Ich hab mir gestern den sogenannten Schnelldurchlauf angesehen, der immerhin auch fast 30 Minuten dauert, und da wurden mir zumindest ein paar Dinge bewusst. Es ist absolut richtig, was in Love Love Peace Peace – dem Intervall Act von 2016, bei dem beschrieben wird, wie man den ESC gewinnen kann – gesungen wird: “Nothing says winner like a violine.” Denn auch wenn man natürlich weiß, dass Alexander Rybak 2009 bei Fairytale eine Geige dabei hatte, es kam tatsächlich auch bei Dima Bilan mit Believe (für Russland, 2008), bei Secret Garden mit Nocturne (für Norwegen 1995, fast ein Instrumentalstück) und auch bei Eimear Quinn und The Voice (Irland 1997) vor.

Barfuß übrigens auch immer eine gute Idee! Das Trickkleid kann man ebenfalls mehrmals bei der Arbeit beobachten. Und bei Helena Paparizous My Number One (für Griechenland 1995) und den Lyrics “You’re my lover, undercover, you’re my secret passion, and I have no other” musste ich an den Tweet denken, in dem jemand schrieb, wenn man als Textdichter struggelt, sollte man dran denken, dass mit diesen Zeilen tatsächlich ein Wettbewerb gewonnen wurde, harhar.
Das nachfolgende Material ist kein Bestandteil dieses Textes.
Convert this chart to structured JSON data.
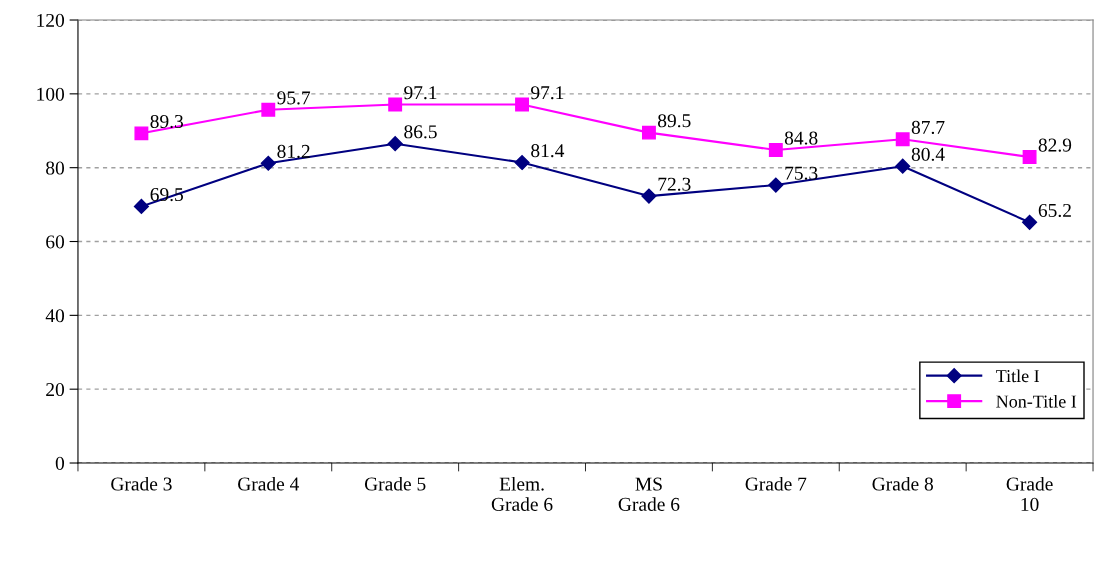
{
  "chart_data": {
    "type": "line",
    "categories": [
      "Grade 3",
      "Grade 4",
      "Grade 5",
      "Elem.\nGrade 6",
      "MS\nGrade 6",
      "Grade 7",
      "Grade 8",
      "Grade\n10"
    ],
    "series": [
      {
        "name": "Title I",
        "color": "#000080",
        "marker": "diamond",
        "values": [
          69.5,
          81.2,
          86.5,
          81.4,
          72.3,
          75.3,
          80.4,
          65.2
        ]
      },
      {
        "name": "Non-Title I",
        "color": "#ff00ff",
        "marker": "square",
        "values": [
          89.3,
          95.7,
          97.1,
          97.1,
          89.5,
          84.8,
          87.7,
          82.9
        ]
      }
    ],
    "ylim": [
      0,
      120
    ],
    "yticks": [
      0,
      20,
      40,
      60,
      80,
      100,
      120
    ],
    "grid": "y",
    "legend": "bottom right",
    "data_labels": true,
    "line_style": "solid"
  }
}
Dann diese Songs, die gefühlt nur aus dem Refrain bestehen wie Making your mind up (Bucks Fizz 1981), Diggi-Loo Diggy-Ley (Herreys, Schweden 1984) oder La det swinge (Bobbysocks Norwegen 1985). Die Selbstgeiselungsballade Why me? (Linda Martin, Irland 1992) versus die Selbstermächtigungshymne Ne partez pas sans moi (Celine Dion Schweiz 1988), das “Überraschungsgenre” Rock Hard Rock Halleluja (Lordi, Finnland 2006) und Zitti e Buoni (Maneskin Italien 2021), die Wiederholungstäter Johnny Logan und Loreen…. und die ganz stillen Molitva (Marija Šerifović Serbien 2007) oder Amar pelos dois (Salvador Sobral Portugal 2017) – der kommt übrigens fix in meine Wertung, das weiß ich schon.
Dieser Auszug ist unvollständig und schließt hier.